A situation that you may encounter aliasing would be if, say, you had some API that took a "raw" pointer to data that was of type unsigned int* or unsigned short*. This actually occurs internally where I work where unfortunately instead of passing char* around, we pass the 32-bit unsigned ints around.

So if I want to send a message to something:

struct Msg
{
   unsigned int a;
   unsigned int b;
};

int main()
{
   // Pass data to something; if the implementer of this API were
   // strict-aliasing-aware, he would have taken a char*, not a unsigned int*
   Msg* msg = new Msg();
   msg->a = 1;
   msg->b = 2;

   // stupidBuffer is an alias for msg.
   // yes I know there are endianess problems here, but my API is stupid and 
   // only works for one platform
   unsigned int* stupidBuffer = reinterpret_cast<unsigned int*>(msg);

   SendToStupidApi( stupidBuffer );   
}

The strict aliasing rule makes this setup illegal, two unrelated types can't point to the same memory. Only char* has this privilege. Unfortunately you can still code this way, maybe get some warnings, but have it compile fine.

What you actually end up seeing is that because of the "strict aliasing rule" the compiler assumes that there is no relationship between stupidBuffer and msg therefore msg may be seen as not used by the program after creation (an unused variable) and thus will get completely optimized out. So the message we are sending via stupidBuffer to our stupid API just appears as uninitialized data to the receiver. This leads to lots of head scratching and cursing.

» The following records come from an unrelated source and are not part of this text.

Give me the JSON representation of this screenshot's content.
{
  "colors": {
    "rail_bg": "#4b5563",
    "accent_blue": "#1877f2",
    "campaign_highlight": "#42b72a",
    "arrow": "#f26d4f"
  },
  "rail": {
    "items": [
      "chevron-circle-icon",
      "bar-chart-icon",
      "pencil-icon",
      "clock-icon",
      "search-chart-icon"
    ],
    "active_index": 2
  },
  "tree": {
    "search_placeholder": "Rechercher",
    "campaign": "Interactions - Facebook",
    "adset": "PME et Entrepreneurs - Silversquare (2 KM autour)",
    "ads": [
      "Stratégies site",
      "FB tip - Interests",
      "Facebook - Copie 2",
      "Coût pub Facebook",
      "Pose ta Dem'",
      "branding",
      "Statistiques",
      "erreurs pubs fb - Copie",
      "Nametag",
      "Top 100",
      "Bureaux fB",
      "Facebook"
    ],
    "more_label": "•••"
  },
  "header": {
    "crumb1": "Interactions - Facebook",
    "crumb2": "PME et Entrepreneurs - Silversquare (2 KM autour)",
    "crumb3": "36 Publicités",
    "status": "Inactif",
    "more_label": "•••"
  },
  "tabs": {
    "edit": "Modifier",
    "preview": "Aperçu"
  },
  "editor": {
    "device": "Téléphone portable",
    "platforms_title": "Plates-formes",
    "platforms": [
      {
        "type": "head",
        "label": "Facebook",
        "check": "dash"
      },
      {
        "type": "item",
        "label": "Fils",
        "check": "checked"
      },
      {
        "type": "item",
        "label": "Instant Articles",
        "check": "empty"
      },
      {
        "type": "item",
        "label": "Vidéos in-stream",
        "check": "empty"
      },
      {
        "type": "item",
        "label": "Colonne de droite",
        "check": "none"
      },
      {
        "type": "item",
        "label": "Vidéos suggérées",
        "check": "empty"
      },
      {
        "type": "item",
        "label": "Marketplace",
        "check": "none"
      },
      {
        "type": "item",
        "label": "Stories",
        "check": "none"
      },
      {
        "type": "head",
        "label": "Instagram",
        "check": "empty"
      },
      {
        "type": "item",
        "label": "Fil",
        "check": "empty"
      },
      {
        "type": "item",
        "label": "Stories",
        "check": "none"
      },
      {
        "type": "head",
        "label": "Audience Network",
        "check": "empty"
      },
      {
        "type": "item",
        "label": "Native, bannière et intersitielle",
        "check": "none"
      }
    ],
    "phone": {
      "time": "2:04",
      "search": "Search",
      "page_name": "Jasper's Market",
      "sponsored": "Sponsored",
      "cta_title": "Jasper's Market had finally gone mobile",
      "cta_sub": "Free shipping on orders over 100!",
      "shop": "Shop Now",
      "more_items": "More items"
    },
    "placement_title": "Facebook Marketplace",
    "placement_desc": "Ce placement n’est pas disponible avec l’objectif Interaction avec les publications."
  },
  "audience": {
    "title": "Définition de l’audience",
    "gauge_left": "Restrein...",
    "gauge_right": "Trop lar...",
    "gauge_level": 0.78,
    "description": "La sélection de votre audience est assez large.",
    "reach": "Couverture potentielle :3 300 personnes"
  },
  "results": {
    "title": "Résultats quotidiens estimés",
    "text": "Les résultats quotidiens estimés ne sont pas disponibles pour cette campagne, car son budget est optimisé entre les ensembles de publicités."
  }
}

This gets reported as a compiler bug a lot, but its really due to strict aliasing in C99. If you're stuck with an API that doesn't care to take char*, and instead takes something else to communicate "raw data", and there's little hope of changing this, you may either need to implement a union:

union
{
   Msg msg;
   // Know what you're doing with your system and endianess/word-order
   unsigned int asBuffer[sizeof(T)];
};

or disable strict aliasing in your compiler (fno-strict-aliasing in gcc -- not sure about other compilers)

If a union is needed, here's a templated C++ solution for the above problem you could also consider.

// Know what you're doing with your system and endianess/word-order
// You could also parameterize the "unsigned int" type to make 
// different kinds of arrays (such as short or 64 bit).
template <class T>
union SharedMemory
{
    T instance;
    unsigned int array[sizeof(T) / sizeof(unsigned int)];
};

in use:

int main()
{
    // Know what your doing with your system and endianess/word-order
    SharedMemory<Msg> msg;
    msg.instance.a = 1;
    msg.instance.b = 2;

    SendToStupidApi(msg.array);
}

Just make sure when you alias you learn about endianess

Answer 7

I know this isn't a bug but it really ought to be. If the compiler is smart enough to issue a warning it should simply disable strict aliasing on the function that generates the warning.